Developed by Brookfield Properties and constructed by Multiplex, the A-grade tower rises more than 40 levels and some 170 metres with 66,000 sqm of office space, with 2,200 sqm floor plates.
The building has a striking 16.5-metre cantilever from level 11 to level 13 that enabled 405 Bourke – dubbed ‘The Lantern’ for the way its seven-storey glass lobby façade lights up at night – to rise above an existing apartment complex and integrate with its heritage façade.
Woods Bagot was commended for “creating a perfect floorplate within an imperfect site”, shoehorned between two residential buildings, an existing carpark and a historical façade.
“The Woods Bagot design achieves a beautiful resolution to the challenges and priorities of a value-orientated commercial development brief with a precise economy of structure, energy efficient services and deftness in material craft,” the jury citation said.
They added that 405 Bourke Street, “contributed to the resolution of the urban realm enlivened by a calm and amenable place for work” at a time employers are trying to attract employees back to the office.
Woods Bagot principal Simon Dick said the cantilever “helped solve the site’s puzzle”.
“We were able to find that generous floorplate we were seeking at level 14 and carry it through to every level above.
This cantilever is integrated into the interior architecture, forming the “mega truss” zone.
The development also introduces 800 sqm of retail space in Makers Lane, a new pedestrian laneway connecting Bourke Street to Little Collins Street.
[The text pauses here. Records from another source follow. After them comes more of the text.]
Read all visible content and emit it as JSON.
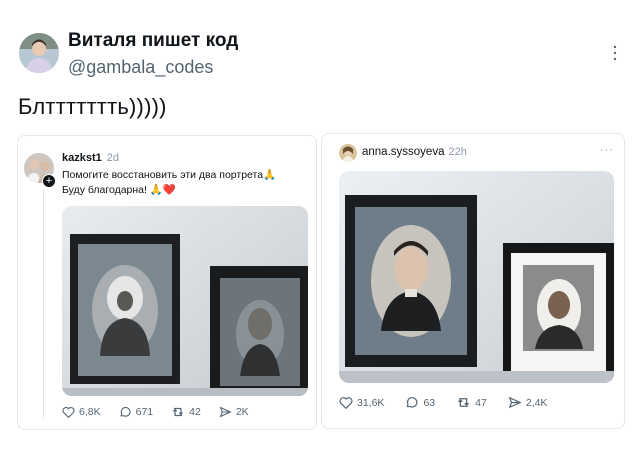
{
  "author": {
    "name": "Виталя пишет код",
    "handle": "@gambala_codes",
    "avatar_icon": "person-avatar"
  },
  "post": {
    "text": "Блттттттть)))))"
  },
  "left_card": {
    "username": "kazkst1",
    "time": "2d",
    "text_line1": "Помогите восстановить эти два портрета",
    "text_line1_emoji": "🙏",
    "text_line2": "Буду благодарна!",
    "text_line2_emoji": "🙏❤️",
    "stats": {
      "likes": "6,8K",
      "comments": "671",
      "reposts": "42",
      "shares": "2K"
    }
  },
  "right_card": {
    "username": "anna.syssoyeva",
    "time": "22h",
    "more": "···",
    "stats": {
      "likes": "31,6K",
      "comments": "63",
      "reposts": "47",
      "shares": "2,4K"
    }
  },
  "colors": {
    "text": "#0f1419",
    "secondary": "#536471",
    "border": "#e3e7ea"
  }
}
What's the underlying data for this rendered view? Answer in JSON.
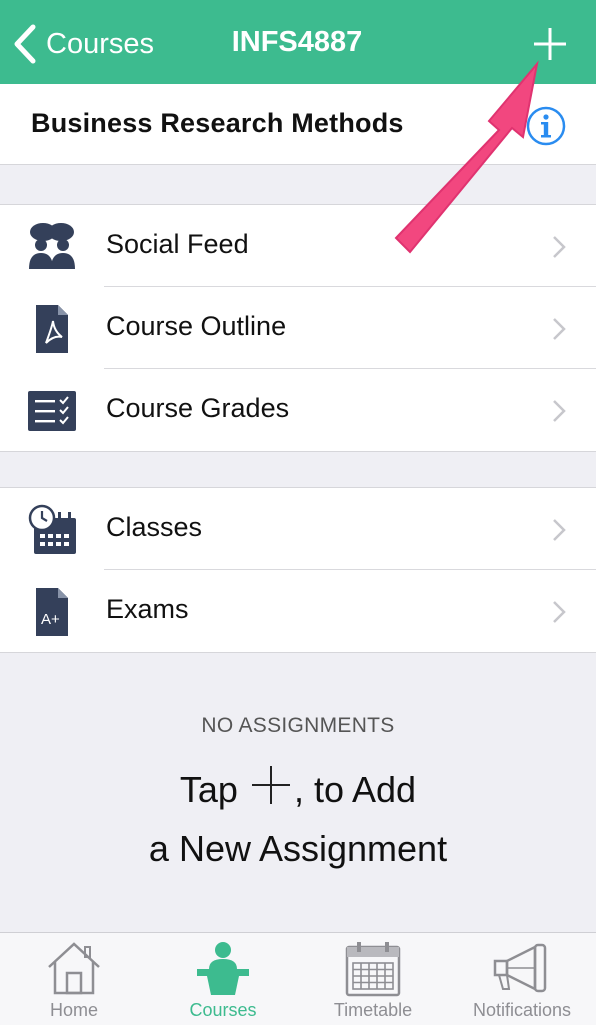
{
  "navbar": {
    "back_label": "Courses",
    "title": "INFS4887",
    "add_icon": "plus-icon",
    "background": "#3dbb8f"
  },
  "course": {
    "title": "Business Research Methods",
    "info_icon": "info-icon",
    "info_color": "#2a8cf0"
  },
  "groups": [
    {
      "items": [
        {
          "label": "Social Feed",
          "icon": "people-chat-icon"
        },
        {
          "label": "Course Outline",
          "icon": "pdf-document-icon"
        },
        {
          "label": "Course Grades",
          "icon": "checklist-icon"
        }
      ]
    },
    {
      "items": [
        {
          "label": "Classes",
          "icon": "calendar-clock-icon"
        },
        {
          "label": "Exams",
          "icon": "grade-document-icon"
        }
      ]
    }
  ],
  "assignments": {
    "empty_heading": "NO ASSIGNMENTS",
    "line1_before": "Tap",
    "line1_after": ", to Add",
    "line2": "a New Assignment"
  },
  "tabbar": {
    "tabs": [
      {
        "label": "Home",
        "icon": "house-icon",
        "active": false
      },
      {
        "label": "Courses",
        "icon": "lecturer-podium-icon",
        "active": true
      },
      {
        "label": "Timetable",
        "icon": "calendar-icon",
        "active": false
      },
      {
        "label": "Notifications",
        "icon": "megaphone-icon",
        "active": false
      }
    ],
    "accent": "#3dbb8f"
  },
  "annotation": {
    "arrow_color": "#f2477f"
  }
}
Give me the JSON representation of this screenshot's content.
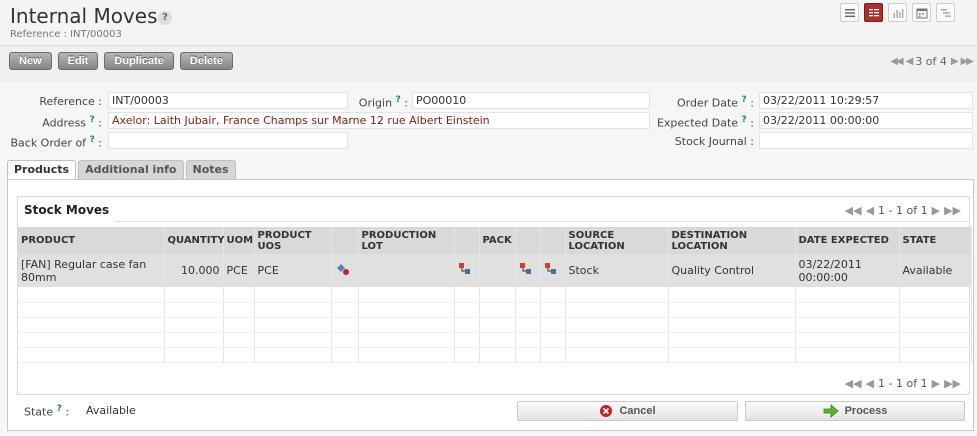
{
  "header": {
    "title": "Internal Moves",
    "help": "?",
    "reference_line": "Reference : INT/00003"
  },
  "views": [
    "list-view-icon",
    "form-view-icon",
    "graph-view-icon",
    "calendar-view-icon",
    "gantt-view-icon"
  ],
  "toolbar": {
    "new": "New",
    "edit": "Edit",
    "duplicate": "Duplicate",
    "delete": "Delete"
  },
  "pager": {
    "label": "3 of 4"
  },
  "form": {
    "reference_label": "Reference",
    "reference_value": "INT/00003",
    "origin_label": "Origin",
    "origin_value": "PO00010",
    "order_date_label": "Order Date",
    "order_date_value": "03/22/2011 10:29:57",
    "address_label": "Address",
    "address_value": "Axelor: Laith Jubair, France Champs sur Marne 12 rue Albert Einstein",
    "expected_date_label": "Expected Date",
    "expected_date_value": "03/22/2011 00:00:00",
    "back_order_label": "Back Order of",
    "back_order_value": "",
    "stock_journal_label": "Stock Journal",
    "stock_journal_value": "",
    "colon": ":",
    "q": "?"
  },
  "tabs": [
    "Products",
    "Additional info",
    "Notes"
  ],
  "stock_moves": {
    "title": "Stock Moves",
    "pager": "1 - 1 of 1",
    "headers": {
      "product": "PRODUCT",
      "quantity": "QUANTITY",
      "uom": "UOM",
      "product_uos": "PRODUCT UOS",
      "production_lot": "PRODUCTION LOT",
      "pack": "PACK",
      "source_location": "SOURCE LOCATION",
      "destination_location": "DESTINATION LOCATION",
      "date_expected": "DATE EXPECTED",
      "state": "STATE"
    },
    "row": {
      "product": "[FAN] Regular case fan 80mm",
      "quantity": "10.000",
      "uom": "PCE",
      "product_uos": "PCE",
      "production_lot": "",
      "pack": "",
      "source_location": "Stock",
      "destination_location": "Quality Control",
      "date_expected": "03/22/2011 00:00:00",
      "state": "Available"
    }
  },
  "footer": {
    "state_label": "State",
    "state_value": "Available",
    "cancel": "Cancel",
    "process": "Process"
  },
  "colors": {
    "accent": "#a83030",
    "link": "#8b1a1a",
    "help": "#2f8f2f"
  }
}
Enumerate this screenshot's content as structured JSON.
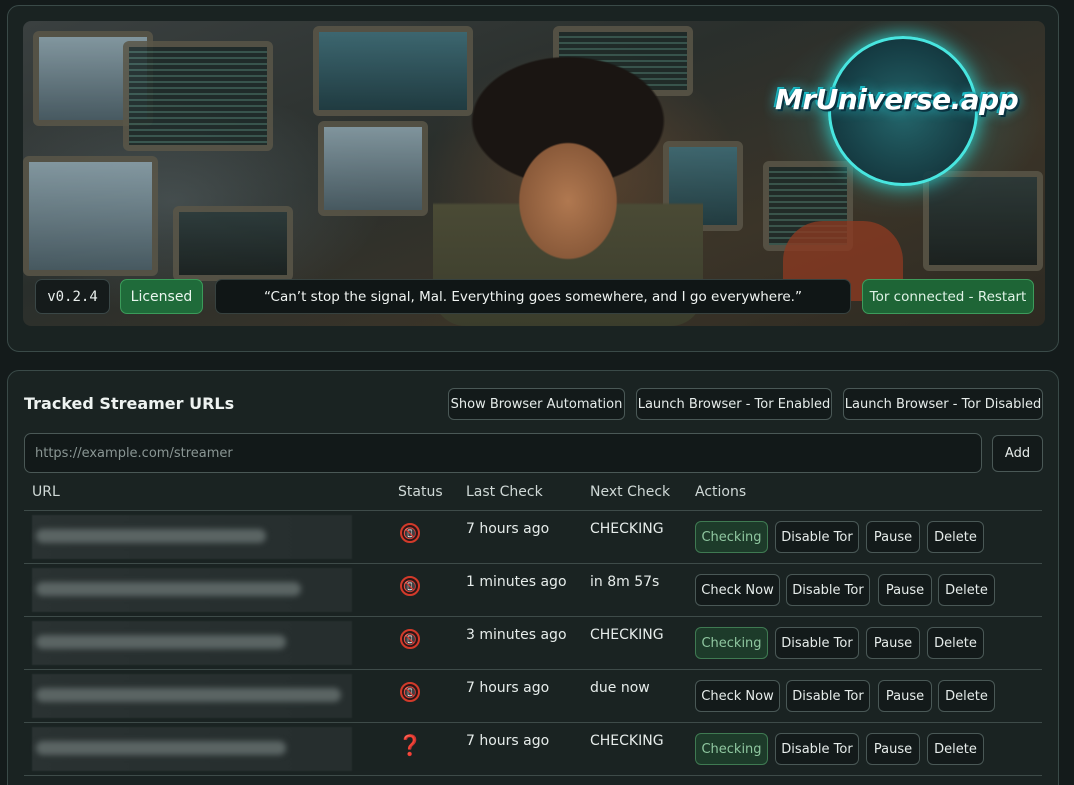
{
  "header": {
    "logo_text": "MrUniverse.app",
    "version": "v0.2.4",
    "license_badge": "Licensed",
    "quote": "“Can’t stop the signal, Mal. Everything goes somewhere, and I go everywhere.”",
    "tor_status": "Tor connected - Restart"
  },
  "tracked": {
    "title": "Tracked Streamer URLs",
    "buttons": {
      "automation": "Show Browser Automation",
      "tor_enabled": "Launch Browser - Tor Enabled",
      "tor_disabled": "Launch Browser - Tor Disabled"
    },
    "input": {
      "placeholder": "https://example.com/streamer",
      "value": ""
    },
    "add_label": "Add",
    "columns": [
      "URL",
      "Status",
      "Last Check",
      "Next Check",
      "Actions"
    ],
    "rows": [
      {
        "status_icon": "offline-phone-icon",
        "status_glyph": "📵",
        "last_check": "7 hours ago",
        "next_check": "CHECKING",
        "primary_action": "Checking",
        "primary_state": "checking",
        "tor_action": "Disable Tor",
        "pause": "Pause",
        "delete": "Delete"
      },
      {
        "status_icon": "offline-phone-icon",
        "status_glyph": "📵",
        "last_check": "1 minutes ago",
        "next_check": "in 8m 57s",
        "primary_action": "Check Now",
        "primary_state": "idle",
        "tor_action": "Disable Tor",
        "pause": "Pause",
        "delete": "Delete"
      },
      {
        "status_icon": "offline-phone-icon",
        "status_glyph": "📵",
        "last_check": "3 minutes ago",
        "next_check": "CHECKING",
        "primary_action": "Checking",
        "primary_state": "checking",
        "tor_action": "Disable Tor",
        "pause": "Pause",
        "delete": "Delete"
      },
      {
        "status_icon": "offline-phone-icon",
        "status_glyph": "📵",
        "last_check": "7 hours ago",
        "next_check": "due now",
        "primary_action": "Check Now",
        "primary_state": "idle",
        "tor_action": "Disable Tor",
        "pause": "Pause",
        "delete": "Delete"
      },
      {
        "status_icon": "question-mark-icon",
        "status_glyph": "❓",
        "last_check": "7 hours ago",
        "next_check": "CHECKING",
        "primary_action": "Checking",
        "primary_state": "checking",
        "tor_action": "Disable Tor",
        "pause": "Pause",
        "delete": "Delete"
      }
    ]
  },
  "colors": {
    "background": "#141b1b",
    "accent_green": "#1f6b3a",
    "checking_green": "#1d3b2a",
    "logo_cyan": "#48e6e0",
    "status_red": "#d23a2a"
  }
}
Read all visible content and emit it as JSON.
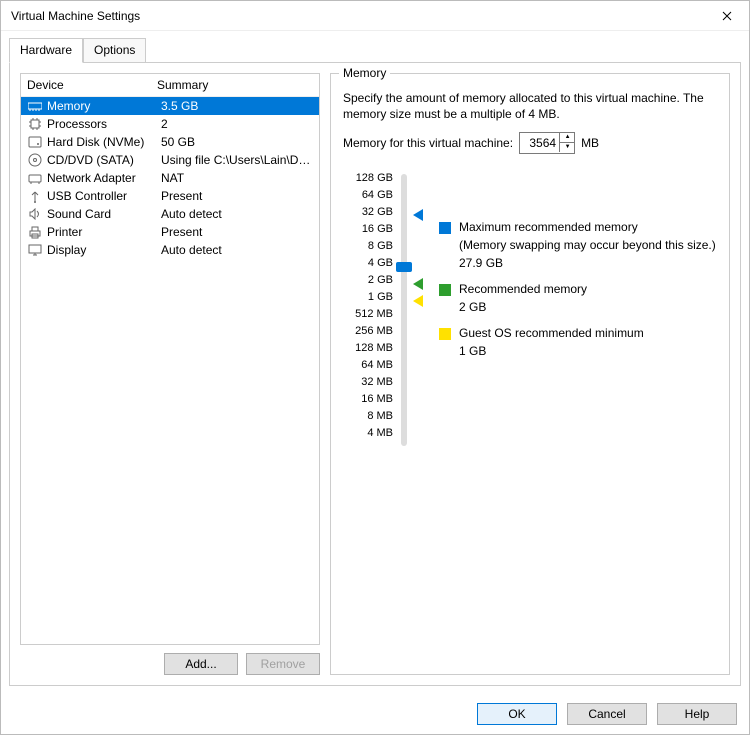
{
  "window": {
    "title": "Virtual Machine Settings"
  },
  "tabs": {
    "hardware": "Hardware",
    "options": "Options"
  },
  "devlist": {
    "header_device": "Device",
    "header_summary": "Summary",
    "rows": [
      {
        "name": "Memory",
        "summary": "3.5 GB",
        "icon": "memory-icon"
      },
      {
        "name": "Processors",
        "summary": "2",
        "icon": "cpu-icon"
      },
      {
        "name": "Hard Disk (NVMe)",
        "summary": "50 GB",
        "icon": "disk-icon"
      },
      {
        "name": "CD/DVD (SATA)",
        "summary": "Using file C:\\Users\\Lain\\Desk...",
        "icon": "cd-icon"
      },
      {
        "name": "Network Adapter",
        "summary": "NAT",
        "icon": "network-icon"
      },
      {
        "name": "USB Controller",
        "summary": "Present",
        "icon": "usb-icon"
      },
      {
        "name": "Sound Card",
        "summary": "Auto detect",
        "icon": "sound-icon"
      },
      {
        "name": "Printer",
        "summary": "Present",
        "icon": "printer-icon"
      },
      {
        "name": "Display",
        "summary": "Auto detect",
        "icon": "display-icon"
      }
    ],
    "add_label": "Add...",
    "remove_label": "Remove"
  },
  "memory": {
    "group_label": "Memory",
    "description": "Specify the amount of memory allocated to this virtual machine. The memory size must be a multiple of 4 MB.",
    "field_label": "Memory for this virtual machine:",
    "value": "3564",
    "unit": "MB",
    "ticks": [
      "128 GB",
      "64 GB",
      "32 GB",
      "16 GB",
      "8 GB",
      "4 GB",
      "2 GB",
      "1 GB",
      "512 MB",
      "256 MB",
      "128 MB",
      "64 MB",
      "32 MB",
      "16 MB",
      "8 MB",
      "4 MB"
    ],
    "legend": {
      "max_label": "Maximum recommended memory",
      "max_note": "(Memory swapping may occur beyond this size.)",
      "max_value": "27.9 GB",
      "rec_label": "Recommended memory",
      "rec_value": "2 GB",
      "min_label": "Guest OS recommended minimum",
      "min_value": "1 GB"
    }
  },
  "footer": {
    "ok": "OK",
    "cancel": "Cancel",
    "help": "Help"
  },
  "colors": {
    "accent": "#0078d7",
    "green": "#2e9e2e",
    "yellow": "#ffe100"
  }
}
Dick said the property’s location fronting both Bourke and Little Collins streets inspired a “design language that reflected the city back to itself, embedded in essential ideas of Melbourne as the most liveable and workable city”.
“There’s an energy around the compression of the city at this site,” Dick said.
“We realised that this layering of the activity of the city could be laminated together in an architectural expression.”
Core design ideas of lamination and reflection are borrowed from the sculptural work of artist Gerhard Richter’s and led the expression of the building as an assembly of stacked glass panes that catches the sun differently throughout the day, while softly glowing at night.